Applicants for Employment and Employees

Office of Civil Rights and Equal Employment Opportunity Office (OCREEO)

National Endowment for the Arts (NEA) directors, managers and supervisors are responsible for ensuring that the work environment is free from discrimination based on: race, color, religion, sex (including sexual harassment, pregnancy, gender stereotyping, gender identity and sexual orientation), national origin, age (40 and older), disability (mental or physical), genetic information or reprisal against individuals engaged in EEO activity, and those opposing discriminatory behavior.

OCREEO is responsible for the administration, compliance, and enforcement of the nondiscrimination laws and regulations that cover employees, former employees and/or applicants for employment.

The laws and regulations are as follow:

Title VII of the Civil Rights Act of 1964 (Pub. L. 88-352), as amended

The Equal Pay Act of 1963 (Pub. L. 88-38), as amended

The Age Discrimination in Employment Act of 1967 (Pub. L. 90-202) (ADEA), as amended

Sections 501 and 505 of The Rehabilitation Act of 1973 (Pub. L. 93-112) (Rehab Act), as amended

Section 508 of The Rehabilitation Act of 1973 (29 U.S.C.   794d), as amended

Americans with Disabilities Act of 1990 (Pub. L. 101-336) (ADA), as amended ADA Amendments Act of 2008

Genetic Information Nondiscrimination Act of 2008

The Pregnant Workers Fairness Act (Pub. L 117-328)

Civil Rights Act of 1991 (Pub. L. 102-166)

Notification and Federal Employee Antidiscrimination and Retaliation Act of 2002 (Pub. L. 107-174) (No FEAR Act)

29 Code of Federal Regulations Part 1614 (29 CFR 1614) EEOC Management Directive MD-110
EEOC Management Directive MD-715

NEA employees, former employees and/or applicants for employment who believe they have been discriminated against based on the above protected classes must contact OCREEO within 45 calendar days of the date the alleged discriminatory act occurred or within 45 calendar days of the effective date of an alleged discriminatory personnel action.
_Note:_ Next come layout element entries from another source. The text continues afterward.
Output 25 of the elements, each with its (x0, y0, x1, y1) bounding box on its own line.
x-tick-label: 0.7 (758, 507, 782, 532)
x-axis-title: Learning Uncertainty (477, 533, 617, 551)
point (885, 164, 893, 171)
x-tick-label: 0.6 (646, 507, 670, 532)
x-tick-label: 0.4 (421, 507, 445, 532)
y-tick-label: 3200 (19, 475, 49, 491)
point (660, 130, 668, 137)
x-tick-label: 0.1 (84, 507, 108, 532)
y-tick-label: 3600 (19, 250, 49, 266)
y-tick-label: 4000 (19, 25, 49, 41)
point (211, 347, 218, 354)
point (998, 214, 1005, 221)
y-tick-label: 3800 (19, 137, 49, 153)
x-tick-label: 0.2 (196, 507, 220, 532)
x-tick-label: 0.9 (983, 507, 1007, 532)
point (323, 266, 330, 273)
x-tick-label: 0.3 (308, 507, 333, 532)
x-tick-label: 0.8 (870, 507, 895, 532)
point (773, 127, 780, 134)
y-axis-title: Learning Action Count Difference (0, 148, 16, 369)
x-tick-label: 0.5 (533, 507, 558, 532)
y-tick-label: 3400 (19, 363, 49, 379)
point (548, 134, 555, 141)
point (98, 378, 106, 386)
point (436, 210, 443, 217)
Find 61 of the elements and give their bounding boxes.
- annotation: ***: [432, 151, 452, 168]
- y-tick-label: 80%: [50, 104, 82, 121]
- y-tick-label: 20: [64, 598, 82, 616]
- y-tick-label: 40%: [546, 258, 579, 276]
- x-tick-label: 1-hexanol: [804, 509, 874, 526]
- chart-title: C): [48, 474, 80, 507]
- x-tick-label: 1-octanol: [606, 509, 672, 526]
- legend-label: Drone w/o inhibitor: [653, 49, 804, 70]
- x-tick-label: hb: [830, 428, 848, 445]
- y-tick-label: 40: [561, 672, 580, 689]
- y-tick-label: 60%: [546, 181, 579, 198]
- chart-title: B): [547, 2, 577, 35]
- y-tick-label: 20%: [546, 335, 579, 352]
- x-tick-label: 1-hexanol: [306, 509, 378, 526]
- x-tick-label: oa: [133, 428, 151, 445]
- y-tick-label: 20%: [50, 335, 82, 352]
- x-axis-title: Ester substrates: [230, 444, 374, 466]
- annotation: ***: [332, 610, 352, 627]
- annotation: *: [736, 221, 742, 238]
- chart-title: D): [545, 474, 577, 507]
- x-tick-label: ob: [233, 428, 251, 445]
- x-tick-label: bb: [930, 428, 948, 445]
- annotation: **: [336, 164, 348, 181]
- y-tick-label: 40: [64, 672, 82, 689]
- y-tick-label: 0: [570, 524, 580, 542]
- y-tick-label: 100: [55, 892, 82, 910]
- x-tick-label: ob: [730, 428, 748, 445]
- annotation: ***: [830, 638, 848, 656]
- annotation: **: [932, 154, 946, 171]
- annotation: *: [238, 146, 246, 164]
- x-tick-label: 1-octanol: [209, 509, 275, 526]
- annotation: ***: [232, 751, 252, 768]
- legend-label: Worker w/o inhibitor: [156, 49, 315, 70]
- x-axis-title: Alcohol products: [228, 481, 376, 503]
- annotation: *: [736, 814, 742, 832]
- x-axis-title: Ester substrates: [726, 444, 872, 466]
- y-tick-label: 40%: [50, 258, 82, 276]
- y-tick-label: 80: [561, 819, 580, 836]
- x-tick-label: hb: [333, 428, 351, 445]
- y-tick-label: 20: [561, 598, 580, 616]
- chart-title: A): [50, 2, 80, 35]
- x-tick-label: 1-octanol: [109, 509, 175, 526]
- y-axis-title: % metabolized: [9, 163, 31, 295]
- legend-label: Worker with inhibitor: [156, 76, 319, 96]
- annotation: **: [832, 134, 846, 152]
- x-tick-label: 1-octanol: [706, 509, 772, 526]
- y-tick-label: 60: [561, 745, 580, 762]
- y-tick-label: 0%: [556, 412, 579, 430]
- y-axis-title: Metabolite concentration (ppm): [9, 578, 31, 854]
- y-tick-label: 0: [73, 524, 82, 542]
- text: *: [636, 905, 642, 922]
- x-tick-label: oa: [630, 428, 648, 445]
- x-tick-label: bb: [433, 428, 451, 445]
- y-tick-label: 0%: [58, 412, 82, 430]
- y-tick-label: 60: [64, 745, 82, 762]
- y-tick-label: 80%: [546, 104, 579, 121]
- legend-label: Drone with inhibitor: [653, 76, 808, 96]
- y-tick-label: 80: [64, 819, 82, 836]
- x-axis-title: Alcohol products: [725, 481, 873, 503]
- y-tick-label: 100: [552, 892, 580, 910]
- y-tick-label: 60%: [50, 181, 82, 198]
As an alternative to traditional EEO counseling, EEO complaints can be mediated both in the informal and formal stages of the complaint process. Mediation is the most common ADR technique in EEO cases because it has been shown to be effective in resolving workplace-related disputes quickly, economically, and fairly. Mediation is a proven alternative to the lengthy administrative processes of an agency investigation, hearing, appeal(s) to the EEOC, or possible litigation in the courts. Parties are highly encouraged to consider mediation in EEO cases.